Ai rilievi che precedono si aggiunge che il condominio ricorrente:
a) lungi dal dedurre in via diretta la violazione delle norme di diritto indicate nell’intestazione dei due motivi, pretende di farla discendere solo all’esito di una iniziale prospettazione secondo cui la corte territoriale avrebbe “travisato” le emergenze della c.t.u. e, quindi, si duole che essa sarebbe stata mal valutata quanto alle affermazioni stesse del c.t.u., il che non integra certo la denuncia di una violazione di quelle norme;
b) nel riportare la motivazione della corte territoriale là dove evoca le risultanze della c.t.u., tanto fa del tutto parzialmente, in quanto omette i punti 3 e 4 della suddetta motivazione, che riportano fra virgolette ciò che dagli accertamenti era emerso; in definitiva, non si fa carico dell’effettiva motivazione e tanto rende inammissibile il motivo alla stregua del principio di diritto affermato da questa Corte con sentenza n. 359/ 2005 (e di recente confermato dalle Sezioni Unite con sentenza n. 7074/2017);
c) omette di localizzare nel presente giudizio di legittimità la c.t.u., in violazione dell’art. 366 n. 6 cod. proc. civ., senza neppure precisare a questi fini se abbia inteso non produrla e fare riferimento, eventualmente, alla sua presenza nel fascicolo d’ufficio (come ammesso dalle Sez.
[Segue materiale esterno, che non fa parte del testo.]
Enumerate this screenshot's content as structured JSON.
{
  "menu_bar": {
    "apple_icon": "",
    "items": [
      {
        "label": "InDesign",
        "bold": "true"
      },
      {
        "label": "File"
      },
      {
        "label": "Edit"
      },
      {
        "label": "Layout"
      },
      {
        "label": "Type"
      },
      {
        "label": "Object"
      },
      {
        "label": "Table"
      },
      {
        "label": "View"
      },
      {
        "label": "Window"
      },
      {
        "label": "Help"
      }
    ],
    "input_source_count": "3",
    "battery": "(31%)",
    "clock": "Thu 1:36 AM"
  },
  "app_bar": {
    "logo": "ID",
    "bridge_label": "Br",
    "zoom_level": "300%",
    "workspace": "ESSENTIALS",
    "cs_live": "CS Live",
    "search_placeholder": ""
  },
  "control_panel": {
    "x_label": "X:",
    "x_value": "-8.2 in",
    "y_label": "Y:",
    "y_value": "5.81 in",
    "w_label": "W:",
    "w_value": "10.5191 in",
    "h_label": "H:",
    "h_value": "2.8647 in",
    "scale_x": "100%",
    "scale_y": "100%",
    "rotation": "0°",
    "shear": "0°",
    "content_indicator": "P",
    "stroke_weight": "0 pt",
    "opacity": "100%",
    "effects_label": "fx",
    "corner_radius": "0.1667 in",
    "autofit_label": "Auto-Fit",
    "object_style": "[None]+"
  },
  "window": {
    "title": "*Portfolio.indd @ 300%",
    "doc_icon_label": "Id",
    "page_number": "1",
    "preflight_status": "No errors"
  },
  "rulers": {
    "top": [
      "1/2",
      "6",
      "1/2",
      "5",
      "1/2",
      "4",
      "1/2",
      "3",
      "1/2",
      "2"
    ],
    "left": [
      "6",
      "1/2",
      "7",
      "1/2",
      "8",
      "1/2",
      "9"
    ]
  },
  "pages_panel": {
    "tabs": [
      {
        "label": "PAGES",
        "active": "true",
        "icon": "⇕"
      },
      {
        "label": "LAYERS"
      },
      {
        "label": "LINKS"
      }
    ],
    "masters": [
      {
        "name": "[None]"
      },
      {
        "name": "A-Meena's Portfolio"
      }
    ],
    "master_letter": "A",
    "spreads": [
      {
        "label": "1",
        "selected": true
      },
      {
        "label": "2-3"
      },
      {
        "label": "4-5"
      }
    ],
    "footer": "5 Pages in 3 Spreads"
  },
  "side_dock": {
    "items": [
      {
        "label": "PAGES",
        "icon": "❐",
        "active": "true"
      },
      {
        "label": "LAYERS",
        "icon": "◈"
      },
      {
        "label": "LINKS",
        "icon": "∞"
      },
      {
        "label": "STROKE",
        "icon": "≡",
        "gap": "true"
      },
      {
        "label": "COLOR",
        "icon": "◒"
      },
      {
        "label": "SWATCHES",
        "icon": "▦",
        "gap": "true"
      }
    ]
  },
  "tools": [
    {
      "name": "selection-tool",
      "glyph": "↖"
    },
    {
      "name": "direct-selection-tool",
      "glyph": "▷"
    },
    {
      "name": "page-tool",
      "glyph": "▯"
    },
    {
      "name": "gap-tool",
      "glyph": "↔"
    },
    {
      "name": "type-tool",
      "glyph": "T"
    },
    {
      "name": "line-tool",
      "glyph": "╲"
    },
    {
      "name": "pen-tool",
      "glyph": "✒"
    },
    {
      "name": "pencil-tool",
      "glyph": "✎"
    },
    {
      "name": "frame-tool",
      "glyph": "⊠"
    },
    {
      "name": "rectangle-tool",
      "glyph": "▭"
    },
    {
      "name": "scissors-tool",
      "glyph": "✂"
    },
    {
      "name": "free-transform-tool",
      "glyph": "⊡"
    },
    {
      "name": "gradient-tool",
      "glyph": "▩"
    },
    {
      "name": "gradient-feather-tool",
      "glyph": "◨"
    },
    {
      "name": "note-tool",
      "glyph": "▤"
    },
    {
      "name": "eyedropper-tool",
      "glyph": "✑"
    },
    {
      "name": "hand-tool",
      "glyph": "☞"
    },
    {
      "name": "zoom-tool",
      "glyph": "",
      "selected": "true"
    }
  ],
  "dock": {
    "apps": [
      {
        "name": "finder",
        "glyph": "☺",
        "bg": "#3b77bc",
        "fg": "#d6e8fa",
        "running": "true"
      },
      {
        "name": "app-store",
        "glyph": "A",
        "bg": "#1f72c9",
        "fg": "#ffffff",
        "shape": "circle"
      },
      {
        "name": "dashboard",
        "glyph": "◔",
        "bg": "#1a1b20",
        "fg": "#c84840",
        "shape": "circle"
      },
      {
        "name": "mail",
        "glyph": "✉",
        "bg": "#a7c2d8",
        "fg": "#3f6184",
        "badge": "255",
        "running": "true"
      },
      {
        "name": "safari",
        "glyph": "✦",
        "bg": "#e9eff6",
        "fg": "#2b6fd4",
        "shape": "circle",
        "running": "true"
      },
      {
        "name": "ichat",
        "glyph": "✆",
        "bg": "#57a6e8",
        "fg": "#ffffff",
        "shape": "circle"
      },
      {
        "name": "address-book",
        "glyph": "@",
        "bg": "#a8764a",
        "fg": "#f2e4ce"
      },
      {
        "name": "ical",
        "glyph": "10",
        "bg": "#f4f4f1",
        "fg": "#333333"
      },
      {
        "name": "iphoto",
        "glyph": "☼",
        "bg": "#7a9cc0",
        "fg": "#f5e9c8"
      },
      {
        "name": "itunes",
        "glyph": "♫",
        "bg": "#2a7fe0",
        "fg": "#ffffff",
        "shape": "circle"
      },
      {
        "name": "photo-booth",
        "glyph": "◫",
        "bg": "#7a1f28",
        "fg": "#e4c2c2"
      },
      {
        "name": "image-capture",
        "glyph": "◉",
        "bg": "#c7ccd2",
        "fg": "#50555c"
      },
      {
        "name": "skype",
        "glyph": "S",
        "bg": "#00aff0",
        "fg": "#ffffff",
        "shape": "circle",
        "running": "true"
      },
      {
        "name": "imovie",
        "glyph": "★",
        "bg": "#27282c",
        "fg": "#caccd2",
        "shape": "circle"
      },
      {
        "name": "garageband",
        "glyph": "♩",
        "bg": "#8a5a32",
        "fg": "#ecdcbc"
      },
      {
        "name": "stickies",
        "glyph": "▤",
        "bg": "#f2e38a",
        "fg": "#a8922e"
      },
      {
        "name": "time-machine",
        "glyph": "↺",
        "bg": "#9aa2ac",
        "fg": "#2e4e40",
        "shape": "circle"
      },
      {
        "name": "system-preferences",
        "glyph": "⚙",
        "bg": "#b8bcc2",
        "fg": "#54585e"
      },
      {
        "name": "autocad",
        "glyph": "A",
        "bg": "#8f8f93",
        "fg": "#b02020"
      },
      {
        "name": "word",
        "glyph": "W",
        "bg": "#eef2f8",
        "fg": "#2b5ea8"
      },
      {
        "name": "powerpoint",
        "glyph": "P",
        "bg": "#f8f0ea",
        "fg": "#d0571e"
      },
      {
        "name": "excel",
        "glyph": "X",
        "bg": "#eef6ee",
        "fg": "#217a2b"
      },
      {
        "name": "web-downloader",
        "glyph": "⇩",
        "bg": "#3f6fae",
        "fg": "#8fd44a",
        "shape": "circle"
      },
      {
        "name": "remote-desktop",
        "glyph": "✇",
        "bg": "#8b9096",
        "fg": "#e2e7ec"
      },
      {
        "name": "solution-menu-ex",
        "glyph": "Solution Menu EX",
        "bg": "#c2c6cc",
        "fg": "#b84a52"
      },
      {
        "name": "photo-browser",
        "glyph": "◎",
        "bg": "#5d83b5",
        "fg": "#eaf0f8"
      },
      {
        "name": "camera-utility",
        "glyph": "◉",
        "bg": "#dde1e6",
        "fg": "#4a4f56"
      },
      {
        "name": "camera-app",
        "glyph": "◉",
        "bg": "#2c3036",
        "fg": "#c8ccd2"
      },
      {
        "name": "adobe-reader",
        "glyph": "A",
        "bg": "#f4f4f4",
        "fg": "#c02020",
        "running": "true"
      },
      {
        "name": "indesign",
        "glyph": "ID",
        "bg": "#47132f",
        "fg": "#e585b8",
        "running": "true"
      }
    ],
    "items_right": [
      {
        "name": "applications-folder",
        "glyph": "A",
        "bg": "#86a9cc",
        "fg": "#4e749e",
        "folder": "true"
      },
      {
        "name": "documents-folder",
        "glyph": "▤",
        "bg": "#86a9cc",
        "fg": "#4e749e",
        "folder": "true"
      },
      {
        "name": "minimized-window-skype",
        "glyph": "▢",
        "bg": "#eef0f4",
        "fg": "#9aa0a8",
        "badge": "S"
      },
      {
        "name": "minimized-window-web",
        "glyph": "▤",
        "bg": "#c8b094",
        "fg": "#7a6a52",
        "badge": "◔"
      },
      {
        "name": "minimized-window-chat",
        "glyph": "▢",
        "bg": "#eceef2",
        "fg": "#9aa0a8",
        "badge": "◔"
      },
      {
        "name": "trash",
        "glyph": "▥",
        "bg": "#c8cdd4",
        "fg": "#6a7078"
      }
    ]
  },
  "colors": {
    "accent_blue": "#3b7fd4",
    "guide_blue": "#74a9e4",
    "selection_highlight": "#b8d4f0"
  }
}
Un. con sentenza n. 22726/2011);
d) deduce nel secondo motivo la violazione dell’art. 115 c.p.c., disattendendo i criteri indicati dalle Sezioni Unite di questa Corte con sentenza n. 16598 del 2016 (in motivazione, confermando precedente orientamento, e, in particolare, la sent. n 11892/2016).
3. Alla inammissibilità del ricorso consegue la condanna di parte ricorrente alla rifusione delle spese processuali, nonché al pagamento dell’ulteriore importo, previsto per legge ed indicato in dispositivo.